New York City site, dedicated to the 1 million Irish who died during the Great Hunger, has become a favorite spot for social media influencer's photo sessions.

Social media influencers are being criticized for using the Irish Hunger Memorial, in Battery Park City, New York as a backdrop to personal photoshoots to promote everything from clothing lines to cosplay.

The Irish Hunger Memorial is a half-acre park at the southern tip of Manhattan dedicated to the one million people who died as a result of the Irish Famine (1845 - 1852). Social media influencers who are using the striking design of the monument as a backdrop to their photoshoots are being branded "disrespectful".

Storyful, on behalf of The Sunday Times, carried out an online analysis of photos taken at the site and found that influencers were using the memorial site as a backdrop frequently. 

Beneath the Irish Hunger Memorial.

Beneath the Irish Hunger Memorial.

It seems the tunnel beneath the raised plinth, wrapped with illuminated stripes of text, with limestone imported from County Kilkenny, is what attracts these influencers. These panels include a text history of the Great Hunger and contemporary reports on world hunger.

For example, in one Instagram post, a model in lingerie stands between these panels. The caption for the post reads "Thinking about a shack burger, bacon cheese fries and a cookies’n’cream shake."

Taken inside the Irish Hunger Memorial (via instagram.com/shari_tata_)

Taken inside the Irish Hunger Memorial (via instagram.com/shari_tata_)

Adrian Flannelly, a well-known radio broadcaster from County Mayo and the Irish cultural liaison officer for the Irish Hunger Memorial, urged visitors to the site consider the history of the memorial. He conceded that the memorial is a “great photo backdrop for anybody”. 

Speaking to the Times he said most visitors are respectful but there are the odd few who are not. He said "You have those who basically just don’t care to have any affiliation or association [with the memorial]... They don’t know the significance of it.”

He said using the Irish Hunger Memorial for any kind of risque photographs as "totally disgusting".

“Not only is it disrespectful, but they should be thrown out. They wouldn’t do that in the cathedral or their own church or mosque or whatever. If they’re not going to do it in Macy’s window, then why do it there?" said Flannelly. 

Read more: Why the real story of Ireland's Great Hunger is not taught in US schools

A spokesman for the Irish Hunger Memorial did not comment on the disrespect shown at the site but told the Times "The Irish Hunger Memorial is an award-winning public space, with a design that expresses a desire to react and respond to changing world events without losing its focus on the project’s commemorative intent.

“As with all our public space, we ask visitors to be respectful of others and the grounds themselves — no littering, no trampling on planted areas — so that it may be enjoyed by all.”

Sadly this is not the first event in recent times that has brought to light disrespect shown by the public, in general, on social media. In 2019, the Auschwitz Museum was forced to tweet to the public pleading for visitors to stop posing for smiling selfies on the railway tracks. Over 1.1 million people were murdered at Auschwitz concentrations camp during World War II. 

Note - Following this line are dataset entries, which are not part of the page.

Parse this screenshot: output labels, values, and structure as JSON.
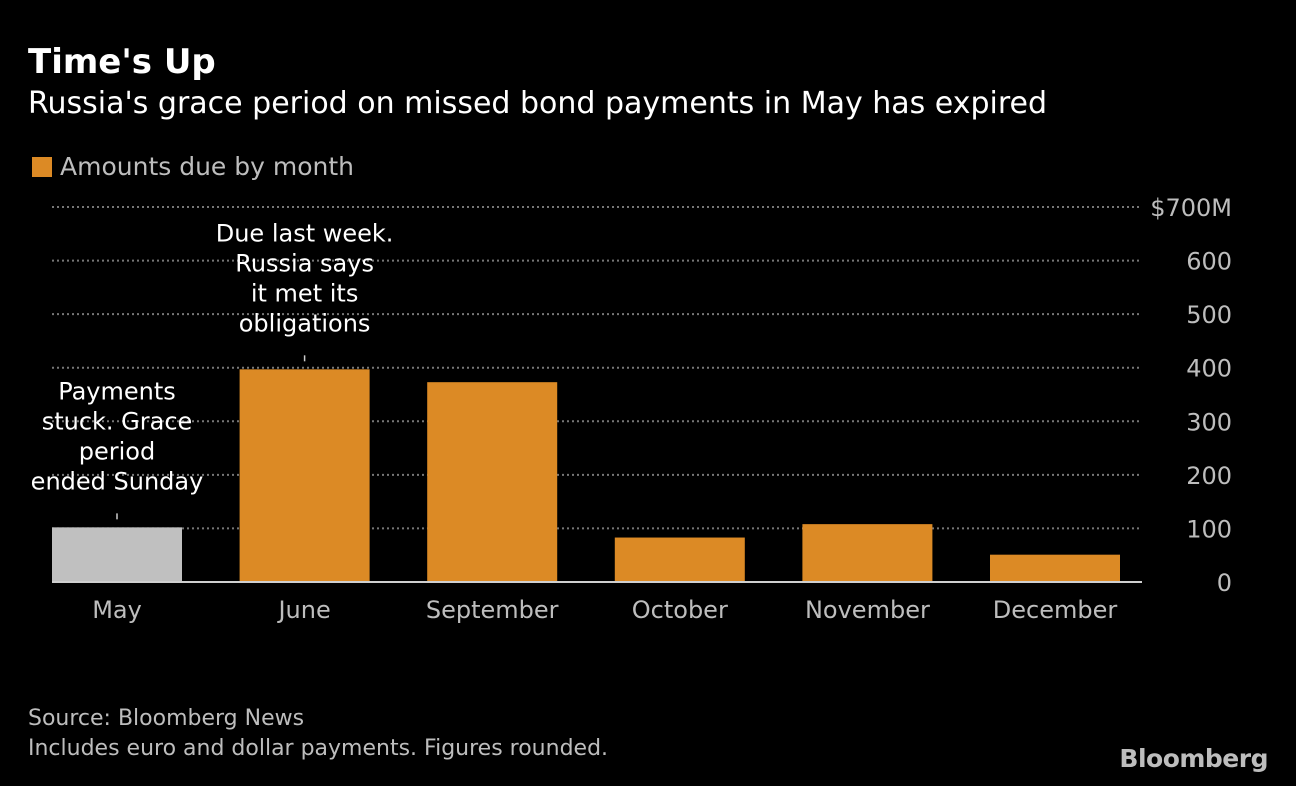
{
  "title": "Time's Up",
  "subtitle": "Russia's grace period on missed bond payments in May has expired",
  "colors": {
    "series": "#dc8a25",
    "highlight": "#c0c0c0",
    "grid": "#777777",
    "text": "#bdbdbd"
  },
  "chart_data": {
    "type": "bar",
    "categories": [
      "May",
      "June",
      "September",
      "October",
      "November",
      "December"
    ],
    "series": [
      {
        "name": "Amounts due by month",
        "values": [
          102,
          397,
          373,
          83,
          108,
          51
        ]
      }
    ],
    "highlighted_category": "May",
    "ylim": [
      0,
      700
    ],
    "yticks": [
      0,
      100,
      200,
      300,
      400,
      500,
      600,
      700
    ],
    "ytick_labels": [
      "0",
      "100",
      "200",
      "300",
      "400",
      "500",
      "600",
      "$700M"
    ],
    "grid": true,
    "legend": "top-left",
    "annotations": [
      {
        "category": "May",
        "lines": [
          "Payments",
          "stuck. Grace",
          "period",
          "ended Sunday"
        ]
      },
      {
        "category": "June",
        "lines": [
          "Due last week.",
          "Russia says",
          "it met its",
          "obligations"
        ]
      }
    ]
  },
  "footer": {
    "source": "Source: Bloomberg News",
    "note": "Includes euro and dollar payments. Figures rounded.",
    "logo": "Bloomberg"
  }
}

They wrote "When you come to @AuschwitzMuseum remember you are at the site where over 1 million people were killed. Respect their memory. There are better places to learn how to walk on a balance beam than the site which symbolizes deportation of hundreds of thousands to their deaths."

Similarly in March 2019, following the release of the smash-hit docu-drama Chernobyl from HBO the exclusion zone in Ukraine was awash with influencers taking selfies and some having half-naked photoshoots in the abandoned area. It's estimated that up to 200k people were killed by the nuclear disaster at the site in 1986.